Chechnya has fought two wars with Russia since declaring independence when the Soviet Union was breaking up in 1991. Russian officials say the first war, between 1994 and 1996, was motivated by Chechen nationalism.
But after Chechnya won de facto independence, they say the republic was flooded with money and hardened Muslim fighters – veterans of the war against the Soviet army in Afghanistan. Chechnya then became a launchpad for a terrorist campaign against Russia and the West, officials claim.
The Kremlin is eager to convince Western countries that have been critical of Russia's often-brutal war in Chechnya that Chechen rebels are merely a branch operation of the same world terrorist conspiracy responsible for the 11 September attacks.
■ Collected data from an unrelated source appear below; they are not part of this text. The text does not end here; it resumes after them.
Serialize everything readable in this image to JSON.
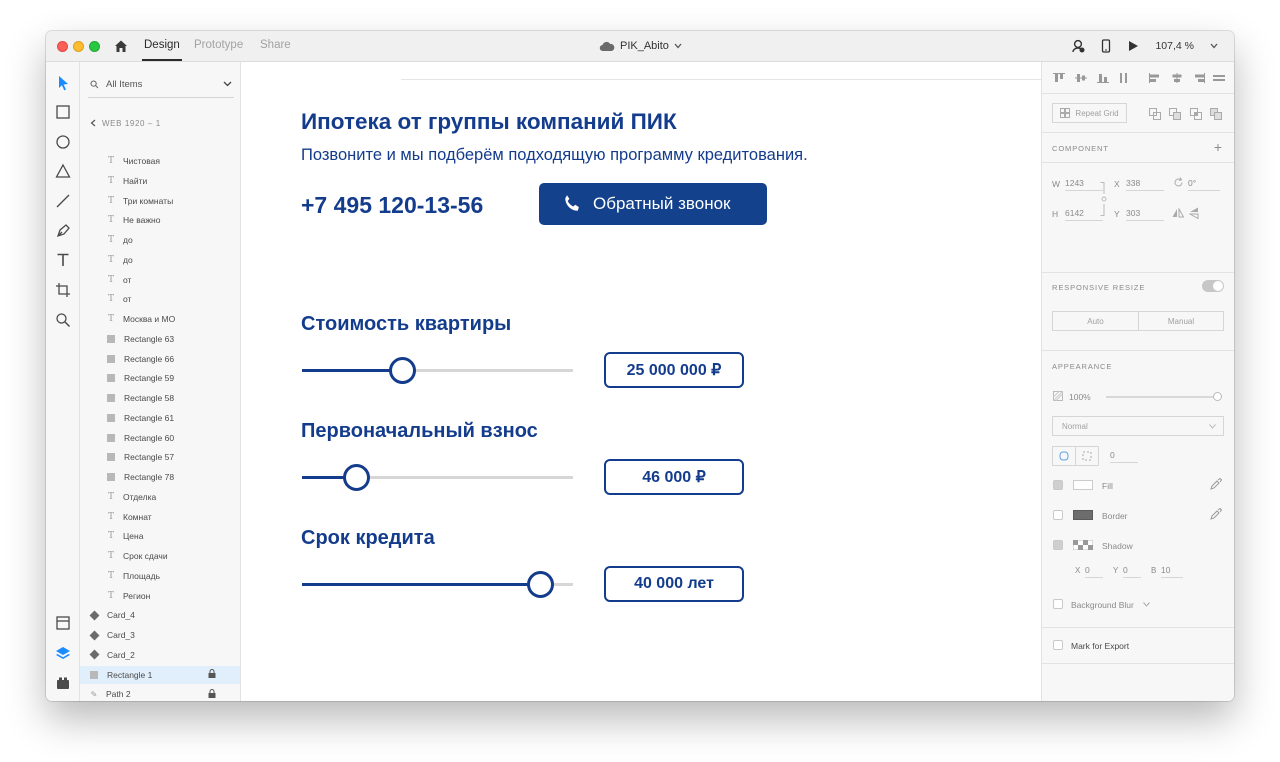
{
  "titlebar": {
    "tabs": [
      {
        "label": "Design",
        "active": true
      },
      {
        "label": "Prototype",
        "active": false
      },
      {
        "label": "Share",
        "active": false
      }
    ],
    "document": "PIK_Abito",
    "zoom": "107,4 %"
  },
  "layers": {
    "filter": "All Items",
    "breadcrumb": "WEB 1920 – 1",
    "items": [
      {
        "icon": "text-icon",
        "label": "Чистовая"
      },
      {
        "icon": "text-icon",
        "label": "Найти"
      },
      {
        "icon": "text-icon",
        "label": "Три комнаты"
      },
      {
        "icon": "text-icon",
        "label": "Не важно"
      },
      {
        "icon": "text-icon",
        "label": "до"
      },
      {
        "icon": "text-icon",
        "label": "до"
      },
      {
        "icon": "text-icon",
        "label": "от"
      },
      {
        "icon": "text-icon",
        "label": "от"
      },
      {
        "icon": "text-icon",
        "label": "Москва и МО"
      },
      {
        "icon": "rectangle-icon",
        "label": "Rectangle 63"
      },
      {
        "icon": "rectangle-icon",
        "label": "Rectangle 66"
      },
      {
        "icon": "rectangle-icon",
        "label": "Rectangle 59"
      },
      {
        "icon": "rectangle-icon",
        "label": "Rectangle 58"
      },
      {
        "icon": "rectangle-icon",
        "label": "Rectangle 61"
      },
      {
        "icon": "rectangle-icon",
        "label": "Rectangle 60"
      },
      {
        "icon": "rectangle-icon",
        "label": "Rectangle 57"
      },
      {
        "icon": "rectangle-icon",
        "label": "Rectangle 78"
      },
      {
        "icon": "text-icon",
        "label": "Отделка"
      },
      {
        "icon": "text-icon",
        "label": "Комнат"
      },
      {
        "icon": "text-icon",
        "label": "Цена"
      },
      {
        "icon": "text-icon",
        "label": "Срок сдачи"
      },
      {
        "icon": "text-icon",
        "label": "Площадь"
      },
      {
        "icon": "text-icon",
        "label": "Регион"
      }
    ],
    "groups": [
      {
        "icon": "symbol-icon",
        "label": "Card_4"
      },
      {
        "icon": "symbol-icon",
        "label": "Card_3"
      },
      {
        "icon": "symbol-icon",
        "label": "Card_2"
      },
      {
        "icon": "rectangle-icon",
        "label": "Rectangle 1",
        "locked": true,
        "selected": true
      },
      {
        "icon": "path-icon",
        "label": "Path 2",
        "locked": true
      }
    ]
  },
  "canvas": {
    "title": "Ипотека от группы компаний ПИК",
    "subtitle": "Позвоните и мы подберём подходящую программу кредитования.",
    "phone": "+7 495 120-13-56",
    "callback_button": "Обратный звонок",
    "brand_color": "#143c8c",
    "sliders": [
      {
        "label": "Стоимость квартиры",
        "value": "25 000 000 ₽",
        "level": 0.37
      },
      {
        "label": "Первоначальный взнос",
        "value": "46 000 ₽",
        "level": 0.2
      },
      {
        "label": "Срок кредита",
        "value": "40 000 лет",
        "level": 0.88
      }
    ]
  },
  "properties": {
    "repeat_grid": "Repeat Grid",
    "component_label": "COMPONENT",
    "w_label": "W",
    "w": "1243",
    "x_label": "X",
    "x": "338",
    "rotation": "0°",
    "h_label": "H",
    "h": "6142",
    "y_label": "Y",
    "y": "303",
    "responsive_label": "RESPONSIVE RESIZE",
    "auto": "Auto",
    "manual": "Manual",
    "appearance_label": "APPEARANCE",
    "opacity": "100%",
    "blend": "Normal",
    "radius": "0",
    "fill": "Fill",
    "border": "Border",
    "shadow": "Shadow",
    "shadow_x_label": "X",
    "shadow_x": "0",
    "shadow_y_label": "Y",
    "shadow_y": "0",
    "shadow_b_label": "B",
    "shadow_b": "10",
    "background_blur": "Background Blur",
    "mark_export": "Mark for Export"
  }
}
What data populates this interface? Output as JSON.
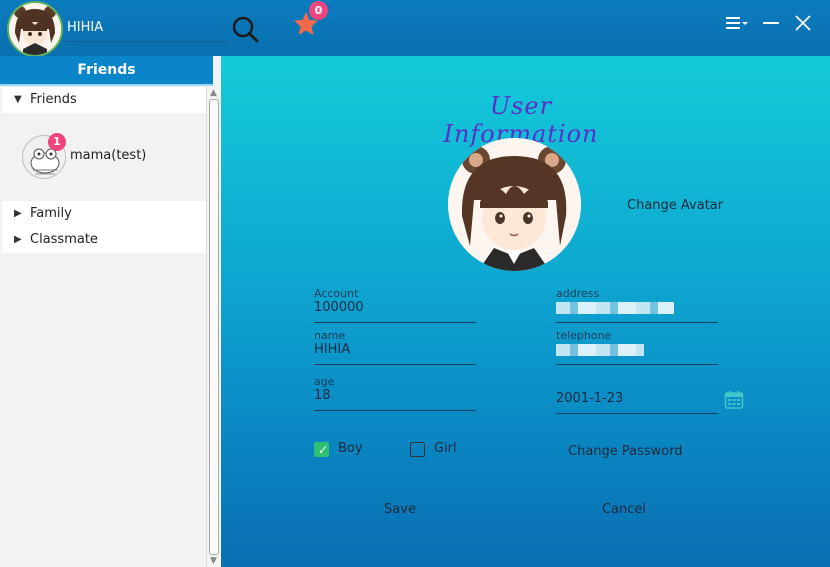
{
  "user": {
    "display_name": "HIHIA"
  },
  "header": {
    "notification_count": "0",
    "icons": [
      "search-icon",
      "star-icon",
      "menu-icon",
      "minimize-icon",
      "close-icon"
    ]
  },
  "sidebar": {
    "title": "Friends",
    "groups": [
      {
        "label": "Friends",
        "expanded": true
      },
      {
        "label": "Family",
        "expanded": false
      },
      {
        "label": "Classmate",
        "expanded": false
      }
    ],
    "friends": [
      {
        "name": "mama(test)",
        "unread": "1"
      }
    ]
  },
  "profile": {
    "title": "User Information",
    "change_avatar_label": "Change Avatar",
    "account": {
      "label": "Account",
      "value": "100000"
    },
    "name": {
      "label": "name",
      "value": "HIHIA"
    },
    "age": {
      "label": "age",
      "value": "18"
    },
    "address": {
      "label": "address"
    },
    "telephone": {
      "label": "telephone"
    },
    "birthday": {
      "value": "2001-1-23"
    },
    "gender": {
      "boy_label": "Boy",
      "girl_label": "Girl",
      "boy_checked": true,
      "girl_checked": false
    },
    "change_password_label": "Change Password",
    "save_label": "Save",
    "cancel_label": "Cancel"
  },
  "colors": {
    "accent_pink": "#f0457e",
    "checkbox_green": "#2fbf71",
    "title_purple": "#5a2ec9",
    "star_orange": "#f26a4b"
  }
}
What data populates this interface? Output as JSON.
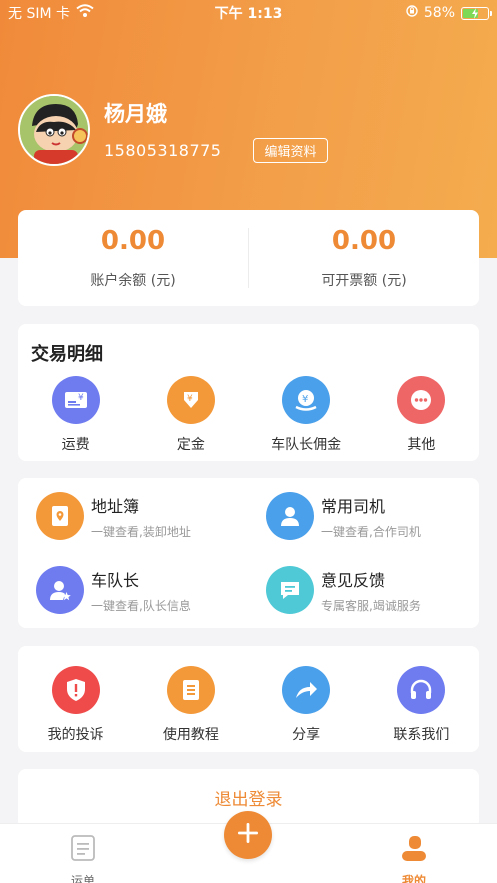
{
  "status_bar": {
    "carrier": "无 SIM 卡",
    "time": "下午 1:13",
    "battery": "58%",
    "battery_level": 0.58
  },
  "profile": {
    "name": "杨月娥",
    "phone": "15805318775",
    "edit_label": "编辑资料"
  },
  "balance": {
    "account_value": "0.00",
    "account_label": "账户余额 (元)",
    "invoice_value": "0.00",
    "invoice_label": "可开票额 (元)"
  },
  "transactions": {
    "title": "交易明细",
    "items": [
      {
        "label": "运费",
        "icon": "freight-icon",
        "color": "#6f7cf0"
      },
      {
        "label": "定金",
        "icon": "deposit-icon",
        "color": "#f3993a"
      },
      {
        "label": "车队长佣金",
        "icon": "commission-icon",
        "color": "#4aa0ea"
      },
      {
        "label": "其他",
        "icon": "more-icon",
        "color": "#ef6666"
      }
    ]
  },
  "services": [
    {
      "title": "地址簿",
      "subtitle": "一键查看,装卸地址",
      "icon": "address-book-icon",
      "color": "#f3993a"
    },
    {
      "title": "常用司机",
      "subtitle": "一键查看,合作司机",
      "icon": "driver-icon",
      "color": "#4aa0ea"
    },
    {
      "title": "车队长",
      "subtitle": "一键查看,队长信息",
      "icon": "captain-icon",
      "color": "#6f7cf0"
    },
    {
      "title": "意见反馈",
      "subtitle": "专属客服,竭诚服务",
      "icon": "feedback-icon",
      "color": "#4fc9d6"
    }
  ],
  "more": {
    "items": [
      {
        "label": "我的投诉",
        "icon": "complaint-icon",
        "color": "#ef4b4b"
      },
      {
        "label": "使用教程",
        "icon": "tutorial-icon",
        "color": "#f3993a"
      },
      {
        "label": "分享",
        "icon": "share-icon",
        "color": "#4aa0ea"
      },
      {
        "label": "联系我们",
        "icon": "headset-icon",
        "color": "#6f7cf0"
      }
    ]
  },
  "logout_label": "退出登录",
  "tabbar": {
    "orders_label": "运单",
    "mine_label": "我的",
    "active_color": "#ee8a35"
  }
}
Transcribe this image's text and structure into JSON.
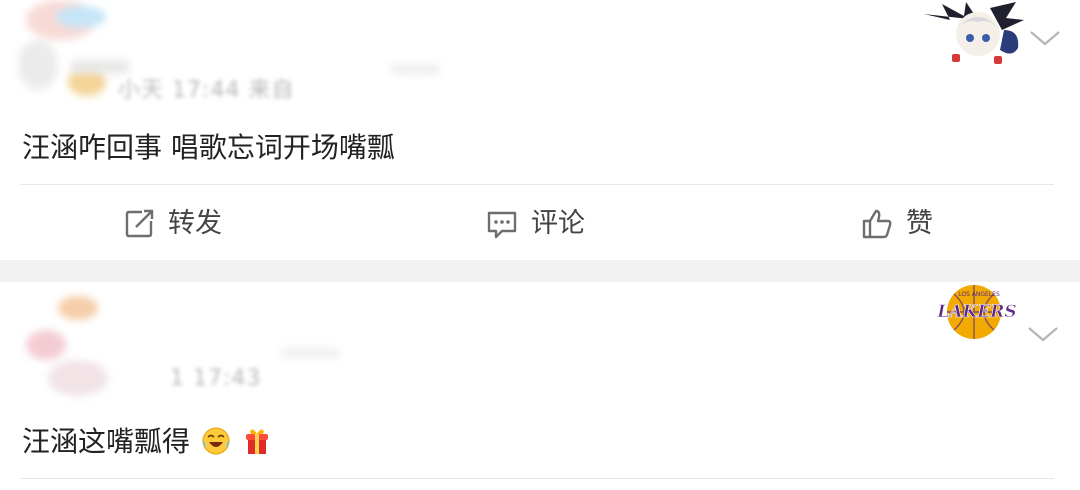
{
  "posts": [
    {
      "meta_text": "小天 17:44 来自",
      "content": "汪涵咋回事 唱歌忘词开场嘴瓢"
    },
    {
      "meta_text": "1 17:43",
      "content": "汪涵这嘴瓢得",
      "emojis": [
        "laughing-crying-emoji",
        "gift-emoji"
      ]
    }
  ],
  "actions": {
    "repost": "转发",
    "comment": "评论",
    "like": "赞"
  },
  "badges": {
    "badge1": "anime-character-badge",
    "badge2_text": "LAKERS",
    "badge2_small": "LOS ANGELES"
  },
  "colors": {
    "accent_purple": "#5b2a86",
    "accent_gold": "#f2a900",
    "separator": "#f1f1f1",
    "icon_gray": "#6e6e6e"
  }
}
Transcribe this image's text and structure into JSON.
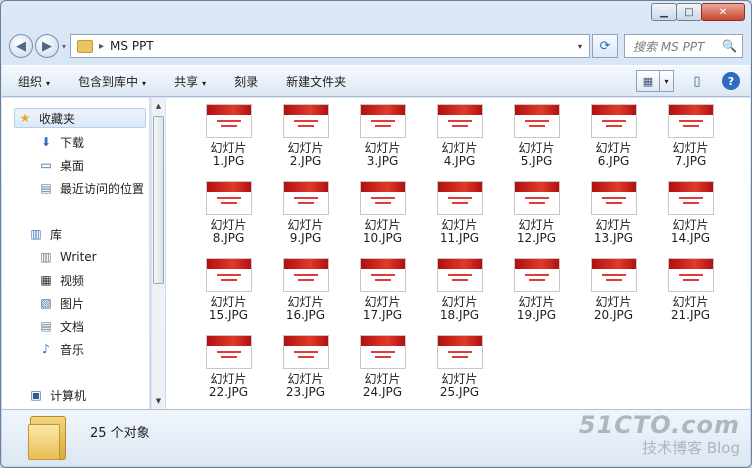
{
  "window": {
    "caption": {
      "minimize": "▁",
      "maximize": "□",
      "close": "✕"
    }
  },
  "address_bar": {
    "back": "◀",
    "forward": "▶",
    "recent_dropdown": "▾",
    "separator": "▸",
    "path": "MS PPT",
    "dropdown": "▾",
    "refresh": "⟳",
    "search_placeholder": "搜索 MS PPT",
    "search_icon": "🔍"
  },
  "toolbar": {
    "organize": "组织",
    "include_in_library": "包含到库中",
    "share": "共享",
    "burn": "刻录",
    "new_folder": "新建文件夹",
    "arrow": "▾",
    "view_icon": "▦",
    "view_drop": "▾",
    "preview_pane_icon": "▯",
    "help_icon": "?"
  },
  "nav_pane": {
    "favorites": {
      "label": "收藏夹",
      "icon": "★"
    },
    "downloads": {
      "label": "下载",
      "icon": "⬇"
    },
    "desktop": {
      "label": "桌面",
      "icon": "▭"
    },
    "recent": {
      "label": "最近访问的位置",
      "icon": "▤"
    },
    "libraries": {
      "label": "库",
      "icon": "▥"
    },
    "writer": {
      "label": "Writer",
      "icon": "▥"
    },
    "videos": {
      "label": "视频",
      "icon": "▦"
    },
    "pictures": {
      "label": "图片",
      "icon": "▧"
    },
    "documents": {
      "label": "文档",
      "icon": "▤"
    },
    "music": {
      "label": "音乐",
      "icon": "♪"
    },
    "computer": {
      "label": "计算机",
      "icon": "▣"
    },
    "scroll_up": "▲",
    "scroll_down": "▼"
  },
  "files": [
    {
      "line1": "幻灯片",
      "line2": "1.JPG"
    },
    {
      "line1": "幻灯片",
      "line2": "2.JPG"
    },
    {
      "line1": "幻灯片",
      "line2": "3.JPG"
    },
    {
      "line1": "幻灯片",
      "line2": "4.JPG"
    },
    {
      "line1": "幻灯片",
      "line2": "5.JPG"
    },
    {
      "line1": "幻灯片",
      "line2": "6.JPG"
    },
    {
      "line1": "幻灯片",
      "line2": "7.JPG"
    },
    {
      "line1": "幻灯片",
      "line2": "8.JPG"
    },
    {
      "line1": "幻灯片",
      "line2": "9.JPG"
    },
    {
      "line1": "幻灯片",
      "line2": "10.JPG"
    },
    {
      "line1": "幻灯片",
      "line2": "11.JPG"
    },
    {
      "line1": "幻灯片",
      "line2": "12.JPG"
    },
    {
      "line1": "幻灯片",
      "line2": "13.JPG"
    },
    {
      "line1": "幻灯片",
      "line2": "14.JPG"
    },
    {
      "line1": "幻灯片",
      "line2": "15.JPG"
    },
    {
      "line1": "幻灯片",
      "line2": "16.JPG"
    },
    {
      "line1": "幻灯片",
      "line2": "17.JPG"
    },
    {
      "line1": "幻灯片",
      "line2": "18.JPG"
    },
    {
      "line1": "幻灯片",
      "line2": "19.JPG"
    },
    {
      "line1": "幻灯片",
      "line2": "20.JPG"
    },
    {
      "line1": "幻灯片",
      "line2": "21.JPG"
    },
    {
      "line1": "幻灯片",
      "line2": "22.JPG"
    },
    {
      "line1": "幻灯片",
      "line2": "23.JPG"
    },
    {
      "line1": "幻灯片",
      "line2": "24.JPG"
    },
    {
      "line1": "幻灯片",
      "line2": "25.JPG"
    }
  ],
  "details": {
    "item_count": "25 个对象"
  },
  "watermark": {
    "site": "51CTO.com",
    "sub": "技术博客 Blog"
  }
}
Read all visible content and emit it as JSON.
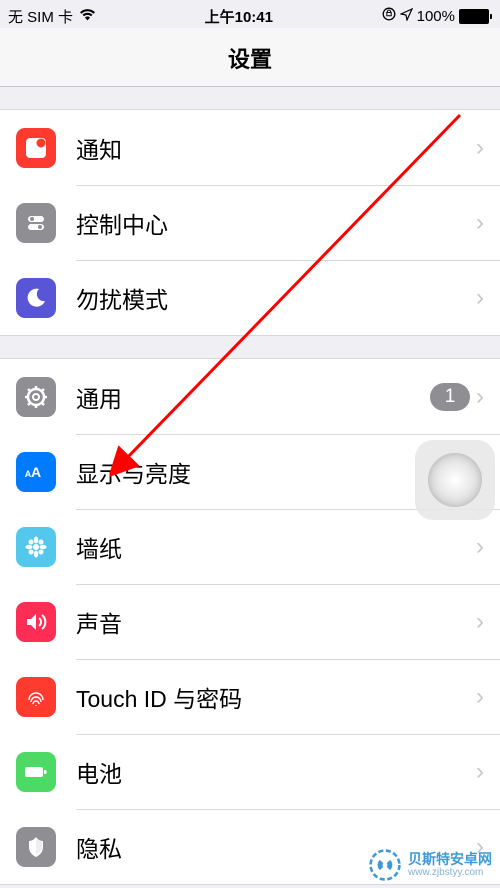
{
  "status_bar": {
    "carrier": "无 SIM 卡",
    "time": "上午10:41",
    "battery_pct": "100%"
  },
  "header": {
    "title": "设置"
  },
  "groups": [
    {
      "rows": [
        {
          "key": "notifications",
          "label": "通知",
          "icon": "notifications-icon",
          "color": "#ff3b30"
        },
        {
          "key": "control-center",
          "label": "控制中心",
          "icon": "control-center-icon",
          "color": "#8e8e93"
        },
        {
          "key": "dnd",
          "label": "勿扰模式",
          "icon": "dnd-icon",
          "color": "#5856d6"
        }
      ]
    },
    {
      "rows": [
        {
          "key": "general",
          "label": "通用",
          "icon": "general-icon",
          "color": "#8e8e93",
          "badge": "1"
        },
        {
          "key": "display-brightness",
          "label": "显示与亮度",
          "icon": "display-icon",
          "color": "#007aff"
        },
        {
          "key": "wallpaper",
          "label": "墙纸",
          "icon": "wallpaper-icon",
          "color": "#54c7ec"
        },
        {
          "key": "sounds",
          "label": "声音",
          "icon": "sounds-icon",
          "color": "#ff2d55"
        },
        {
          "key": "touch-id",
          "label": "Touch ID 与密码",
          "icon": "touchid-icon",
          "color": "#ff3b30"
        },
        {
          "key": "battery",
          "label": "电池",
          "icon": "battery-icon",
          "color": "#4cd964"
        },
        {
          "key": "privacy",
          "label": "隐私",
          "icon": "privacy-icon",
          "color": "#8e8e93"
        }
      ]
    }
  ],
  "watermark": {
    "brand": "贝斯特安卓网",
    "url": "www.zjbstyy.com"
  }
}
Colonel Ilya Shabalkin, head of the FSB security service's operations in Chechnya, said yesterday: "All terrorist acts committed on Chechen territory are financed by international terrorist organisations, including al-Qa'ida."
He said Chechnya's rebel leaders were "puppets in the hands of international terrorists and do everything they are told to do".
Russian officials handed an identical message to Colin Powell, the US Secretary of State, and Yashwant Sinha, India's External Affairs Minister, who were both in Moscow yesterday. India strongly backs the Russian position, arguing that it has endured frequent suicide bombings from the same terrorists over its 55-year occupation of Kashmir.